Which brings us, finally, to the sweeping ambitions of the narrative. Quite simply, Arjun
tries to cover a lot of ground in its internationally-friendly runtime of 96 minutes. While I'm not sure that "condensed-feeling" or "disjointed" would be fair to apply, the plot certainly doesn't conform to the rhythms of most American or European animated features. Although for long stretches the pacing really does hit a groove, we'll then suddenly get a vast jump in time. In general this works, but I happen to like that as it gives things more of a novelistic feel. But an epic feel? Not really. I think the runtime needed to be closer to 2 hours for that. What's missing: Arjun's relationship with his brother and with his wife -- both could have been fleshed out more. Also, possibly my favorite section feels somewhat shortchanged. That occurs when Arjun undergoes additional training in "the land of the gods." There he must fend off all kinds of fantastical creatures who spew green blood and -- well, I just wanted more of it. But before you know it, he's returning to the human plane with his mighty bow, and you're left wishing that the film could have incorporated a tad more magic since it's so imaginative when it does decide to.
The animation itself is, overall, impressive to these inexpert eyes, but I will not go as far saying that it is consistently so. Going for a more old-fashioned look is not the problem, nor is the execution in that department; with only a few exceptions the action seems fluid, and the characters are decently expressive. The problem arises when more new-fangled approaches are introduced. The leaves on trees in several shots seem mass-produced from a CG template; they don't look terrible per se, just fake when contrasted with the other vegetation we see in the painterly backgrounds. Much worse is the rendering of flames. These look like they were done in the way one often encounters in low-budget DIY indies, where explosions are clumsily added in post. Mechanical-looking rather than the organic, these flames represent a real backfire (um... no pun intended). To make matters worse, a key
scene involves a house fire. Still, almost as if intentionally compensating for this, all the scenes involving water are stunning, often memorably so.
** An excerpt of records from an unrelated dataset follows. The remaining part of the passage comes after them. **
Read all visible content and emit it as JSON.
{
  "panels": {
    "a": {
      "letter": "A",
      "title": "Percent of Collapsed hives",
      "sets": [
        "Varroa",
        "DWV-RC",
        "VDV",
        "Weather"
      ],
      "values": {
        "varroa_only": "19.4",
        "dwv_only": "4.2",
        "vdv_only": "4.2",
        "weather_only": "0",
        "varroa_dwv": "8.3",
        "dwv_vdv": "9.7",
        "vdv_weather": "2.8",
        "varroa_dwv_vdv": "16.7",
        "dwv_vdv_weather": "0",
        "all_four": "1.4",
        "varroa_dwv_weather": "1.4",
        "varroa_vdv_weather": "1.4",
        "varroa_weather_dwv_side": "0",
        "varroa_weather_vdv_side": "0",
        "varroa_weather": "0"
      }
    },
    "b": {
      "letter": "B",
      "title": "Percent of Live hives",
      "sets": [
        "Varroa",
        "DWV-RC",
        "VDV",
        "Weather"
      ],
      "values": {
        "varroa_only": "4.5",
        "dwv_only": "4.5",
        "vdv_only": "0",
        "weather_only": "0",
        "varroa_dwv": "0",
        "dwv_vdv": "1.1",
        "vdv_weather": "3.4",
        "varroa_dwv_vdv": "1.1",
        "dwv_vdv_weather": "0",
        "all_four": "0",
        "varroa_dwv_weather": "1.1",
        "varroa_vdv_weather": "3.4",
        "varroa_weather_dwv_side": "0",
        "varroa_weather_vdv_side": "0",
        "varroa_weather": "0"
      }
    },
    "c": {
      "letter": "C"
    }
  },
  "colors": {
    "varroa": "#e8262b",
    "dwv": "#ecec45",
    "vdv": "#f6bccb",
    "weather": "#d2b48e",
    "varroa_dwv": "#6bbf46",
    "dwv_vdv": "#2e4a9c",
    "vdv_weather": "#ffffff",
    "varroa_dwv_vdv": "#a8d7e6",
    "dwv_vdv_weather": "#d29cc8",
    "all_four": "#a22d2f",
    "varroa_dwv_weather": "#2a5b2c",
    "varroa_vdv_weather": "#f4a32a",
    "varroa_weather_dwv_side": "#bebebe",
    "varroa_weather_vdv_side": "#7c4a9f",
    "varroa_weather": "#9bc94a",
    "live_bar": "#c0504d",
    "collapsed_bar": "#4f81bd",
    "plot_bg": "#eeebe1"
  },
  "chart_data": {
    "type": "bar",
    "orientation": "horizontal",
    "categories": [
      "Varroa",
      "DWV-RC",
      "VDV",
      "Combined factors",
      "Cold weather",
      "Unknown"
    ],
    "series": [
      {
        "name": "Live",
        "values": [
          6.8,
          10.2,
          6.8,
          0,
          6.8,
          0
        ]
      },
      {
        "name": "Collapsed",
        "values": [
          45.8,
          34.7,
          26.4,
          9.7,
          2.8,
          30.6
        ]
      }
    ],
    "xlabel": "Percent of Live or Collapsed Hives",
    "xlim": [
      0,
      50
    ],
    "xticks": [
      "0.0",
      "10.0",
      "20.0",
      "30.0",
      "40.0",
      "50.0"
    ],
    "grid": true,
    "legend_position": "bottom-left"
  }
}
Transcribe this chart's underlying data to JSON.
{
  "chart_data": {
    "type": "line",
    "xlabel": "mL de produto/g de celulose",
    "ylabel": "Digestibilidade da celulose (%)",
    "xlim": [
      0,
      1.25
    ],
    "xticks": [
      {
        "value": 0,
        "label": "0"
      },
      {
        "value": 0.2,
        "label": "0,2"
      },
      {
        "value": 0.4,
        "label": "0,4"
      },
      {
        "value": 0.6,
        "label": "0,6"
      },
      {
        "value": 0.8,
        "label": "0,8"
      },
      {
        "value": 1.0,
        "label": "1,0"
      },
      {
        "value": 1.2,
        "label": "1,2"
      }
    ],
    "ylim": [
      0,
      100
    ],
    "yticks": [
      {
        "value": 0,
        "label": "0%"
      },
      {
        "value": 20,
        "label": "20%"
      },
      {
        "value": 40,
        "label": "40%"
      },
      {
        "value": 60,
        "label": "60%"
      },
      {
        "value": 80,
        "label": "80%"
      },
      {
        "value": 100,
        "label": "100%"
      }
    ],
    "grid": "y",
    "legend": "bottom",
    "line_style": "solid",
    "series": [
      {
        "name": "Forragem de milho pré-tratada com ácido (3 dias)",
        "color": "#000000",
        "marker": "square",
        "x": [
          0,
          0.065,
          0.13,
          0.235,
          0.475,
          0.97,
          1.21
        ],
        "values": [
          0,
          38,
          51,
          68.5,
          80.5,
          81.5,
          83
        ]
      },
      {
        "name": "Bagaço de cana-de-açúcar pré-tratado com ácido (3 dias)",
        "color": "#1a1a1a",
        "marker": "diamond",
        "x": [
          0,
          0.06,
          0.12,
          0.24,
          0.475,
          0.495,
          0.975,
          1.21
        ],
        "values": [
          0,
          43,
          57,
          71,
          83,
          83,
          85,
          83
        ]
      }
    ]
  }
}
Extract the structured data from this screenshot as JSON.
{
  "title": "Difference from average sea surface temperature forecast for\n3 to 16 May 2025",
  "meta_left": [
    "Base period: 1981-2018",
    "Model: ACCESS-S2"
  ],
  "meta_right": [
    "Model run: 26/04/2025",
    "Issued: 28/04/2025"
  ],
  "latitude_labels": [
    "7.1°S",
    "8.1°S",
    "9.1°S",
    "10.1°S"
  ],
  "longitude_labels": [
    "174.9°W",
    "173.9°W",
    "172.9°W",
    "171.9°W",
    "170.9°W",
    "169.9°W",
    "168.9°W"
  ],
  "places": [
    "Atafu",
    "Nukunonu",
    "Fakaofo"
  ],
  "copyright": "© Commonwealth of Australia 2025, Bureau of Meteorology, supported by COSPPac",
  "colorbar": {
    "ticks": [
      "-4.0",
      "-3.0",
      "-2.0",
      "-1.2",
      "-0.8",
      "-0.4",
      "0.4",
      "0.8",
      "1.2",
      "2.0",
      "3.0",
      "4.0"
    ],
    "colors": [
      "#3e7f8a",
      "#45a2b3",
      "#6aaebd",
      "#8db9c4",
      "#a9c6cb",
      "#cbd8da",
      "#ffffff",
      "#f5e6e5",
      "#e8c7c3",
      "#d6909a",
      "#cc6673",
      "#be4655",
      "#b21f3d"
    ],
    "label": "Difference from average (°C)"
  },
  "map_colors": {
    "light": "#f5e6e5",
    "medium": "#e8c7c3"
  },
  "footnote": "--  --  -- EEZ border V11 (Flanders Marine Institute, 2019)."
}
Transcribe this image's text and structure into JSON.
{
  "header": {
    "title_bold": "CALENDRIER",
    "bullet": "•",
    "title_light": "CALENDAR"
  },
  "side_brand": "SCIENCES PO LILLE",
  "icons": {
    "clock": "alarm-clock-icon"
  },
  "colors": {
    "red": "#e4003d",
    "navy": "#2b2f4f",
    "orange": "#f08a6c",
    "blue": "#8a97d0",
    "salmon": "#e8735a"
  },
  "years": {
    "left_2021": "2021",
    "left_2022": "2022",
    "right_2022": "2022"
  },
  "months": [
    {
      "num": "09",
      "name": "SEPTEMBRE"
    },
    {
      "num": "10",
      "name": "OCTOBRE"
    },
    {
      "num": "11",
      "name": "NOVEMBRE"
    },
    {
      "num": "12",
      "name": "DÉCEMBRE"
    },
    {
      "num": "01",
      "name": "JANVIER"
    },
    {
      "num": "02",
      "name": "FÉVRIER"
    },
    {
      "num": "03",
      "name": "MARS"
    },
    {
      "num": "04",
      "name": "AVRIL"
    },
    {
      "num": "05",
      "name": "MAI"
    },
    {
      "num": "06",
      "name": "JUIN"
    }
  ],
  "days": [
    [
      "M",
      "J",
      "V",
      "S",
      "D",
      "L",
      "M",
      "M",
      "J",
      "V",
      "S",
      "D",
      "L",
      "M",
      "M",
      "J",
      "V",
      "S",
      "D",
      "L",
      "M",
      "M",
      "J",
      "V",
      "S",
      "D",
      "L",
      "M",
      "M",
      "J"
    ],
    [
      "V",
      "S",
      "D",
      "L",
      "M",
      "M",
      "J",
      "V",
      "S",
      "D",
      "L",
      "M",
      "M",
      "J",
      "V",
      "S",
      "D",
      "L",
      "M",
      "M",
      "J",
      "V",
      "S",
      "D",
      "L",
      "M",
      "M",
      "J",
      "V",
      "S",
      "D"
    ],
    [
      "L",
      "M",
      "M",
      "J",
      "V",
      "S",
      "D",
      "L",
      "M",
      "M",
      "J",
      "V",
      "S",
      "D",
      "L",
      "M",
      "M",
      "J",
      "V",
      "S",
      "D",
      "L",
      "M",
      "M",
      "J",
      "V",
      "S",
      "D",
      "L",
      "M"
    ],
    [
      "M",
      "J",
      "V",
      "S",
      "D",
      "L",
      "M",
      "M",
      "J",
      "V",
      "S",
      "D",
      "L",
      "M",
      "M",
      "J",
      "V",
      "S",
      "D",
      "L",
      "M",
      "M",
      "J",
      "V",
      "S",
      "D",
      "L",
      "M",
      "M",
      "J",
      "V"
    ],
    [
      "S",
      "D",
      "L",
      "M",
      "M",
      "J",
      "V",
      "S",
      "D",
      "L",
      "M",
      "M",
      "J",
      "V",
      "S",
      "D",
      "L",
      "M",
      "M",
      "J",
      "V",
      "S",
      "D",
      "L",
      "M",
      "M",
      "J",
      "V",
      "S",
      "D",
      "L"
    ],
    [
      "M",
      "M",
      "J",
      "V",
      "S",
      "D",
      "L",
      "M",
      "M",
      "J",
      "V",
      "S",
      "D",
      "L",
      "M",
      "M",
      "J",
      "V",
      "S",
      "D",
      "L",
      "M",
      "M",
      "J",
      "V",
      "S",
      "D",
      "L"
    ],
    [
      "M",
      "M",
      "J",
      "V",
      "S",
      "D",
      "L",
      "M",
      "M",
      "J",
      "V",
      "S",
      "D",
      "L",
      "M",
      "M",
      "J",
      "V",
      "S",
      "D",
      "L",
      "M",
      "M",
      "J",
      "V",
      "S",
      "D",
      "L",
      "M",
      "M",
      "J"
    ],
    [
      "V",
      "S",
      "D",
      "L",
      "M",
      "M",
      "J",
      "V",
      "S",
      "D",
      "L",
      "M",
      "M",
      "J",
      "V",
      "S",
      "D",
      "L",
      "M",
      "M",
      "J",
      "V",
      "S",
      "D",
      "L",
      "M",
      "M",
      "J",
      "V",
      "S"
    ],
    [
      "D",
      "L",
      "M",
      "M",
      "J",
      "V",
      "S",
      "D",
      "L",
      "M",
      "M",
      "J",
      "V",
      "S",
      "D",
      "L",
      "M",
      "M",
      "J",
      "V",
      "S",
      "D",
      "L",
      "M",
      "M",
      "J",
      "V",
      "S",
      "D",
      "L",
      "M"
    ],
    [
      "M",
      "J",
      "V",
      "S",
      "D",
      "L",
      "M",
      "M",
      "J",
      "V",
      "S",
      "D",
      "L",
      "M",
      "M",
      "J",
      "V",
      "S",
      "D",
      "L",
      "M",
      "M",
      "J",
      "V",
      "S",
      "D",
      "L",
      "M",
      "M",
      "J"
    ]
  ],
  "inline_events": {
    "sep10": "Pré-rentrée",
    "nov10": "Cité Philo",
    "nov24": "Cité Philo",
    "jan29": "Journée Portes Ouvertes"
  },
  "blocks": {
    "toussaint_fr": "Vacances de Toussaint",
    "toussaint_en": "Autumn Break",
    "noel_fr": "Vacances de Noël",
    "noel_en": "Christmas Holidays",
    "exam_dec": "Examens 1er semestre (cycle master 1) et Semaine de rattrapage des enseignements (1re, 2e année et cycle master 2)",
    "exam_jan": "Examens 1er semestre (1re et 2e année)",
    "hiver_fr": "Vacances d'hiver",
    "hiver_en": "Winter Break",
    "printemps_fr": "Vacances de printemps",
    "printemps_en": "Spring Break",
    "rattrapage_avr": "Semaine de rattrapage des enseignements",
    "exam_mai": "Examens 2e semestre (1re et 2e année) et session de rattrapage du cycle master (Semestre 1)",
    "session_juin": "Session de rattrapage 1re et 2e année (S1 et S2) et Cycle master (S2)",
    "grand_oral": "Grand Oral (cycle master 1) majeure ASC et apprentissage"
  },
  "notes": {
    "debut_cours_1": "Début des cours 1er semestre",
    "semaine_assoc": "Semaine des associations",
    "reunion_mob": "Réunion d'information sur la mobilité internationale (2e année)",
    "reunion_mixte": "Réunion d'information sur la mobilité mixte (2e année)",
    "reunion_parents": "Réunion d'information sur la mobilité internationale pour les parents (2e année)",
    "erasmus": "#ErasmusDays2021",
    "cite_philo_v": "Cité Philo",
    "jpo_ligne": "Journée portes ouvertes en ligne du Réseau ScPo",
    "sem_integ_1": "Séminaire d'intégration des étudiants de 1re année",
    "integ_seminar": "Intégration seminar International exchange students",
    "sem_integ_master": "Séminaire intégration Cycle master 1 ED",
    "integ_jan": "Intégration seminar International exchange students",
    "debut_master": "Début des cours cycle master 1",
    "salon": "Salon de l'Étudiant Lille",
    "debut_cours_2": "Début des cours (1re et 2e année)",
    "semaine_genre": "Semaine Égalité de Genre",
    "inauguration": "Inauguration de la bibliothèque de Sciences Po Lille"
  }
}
Arnab Chaudhuri's direction is very solid, and in some of the set pieces it's a lot better than that. The emphasis is on scale throughout, which would be ostentatious or repetitive if it weren't pulled off so spectacularly nearly every time. A chariot race through a massive fortress, pageantry galore, and lots of landscapes dripping with detail... yes, all of this is eye candy but it rarely feels gratuitous. Even when there are outright visual clichés, Chaudhuri somehow manages to make them feel new and energizing. A good example has Arjun striking poses on a lonely mountain peak while a carousel shot captures him from every angle. We've all seen this before, but the combination of the majestic, snow-covered range in the background and the rousing music works wonders nonetheless. As a matter of fact, the score is terrific no matter what it's asked to do, whether that means turning martial arts-style sequences into something resembling dance numbers, or just being big and propulsive.
Indeed, the entire film is so determined to present its grandness that it may be easy to miss the many quiet things that take place and all its thoughtful touches. So I guess I'll have to screen Arjun
again at some point -- this time, with kids in attendance.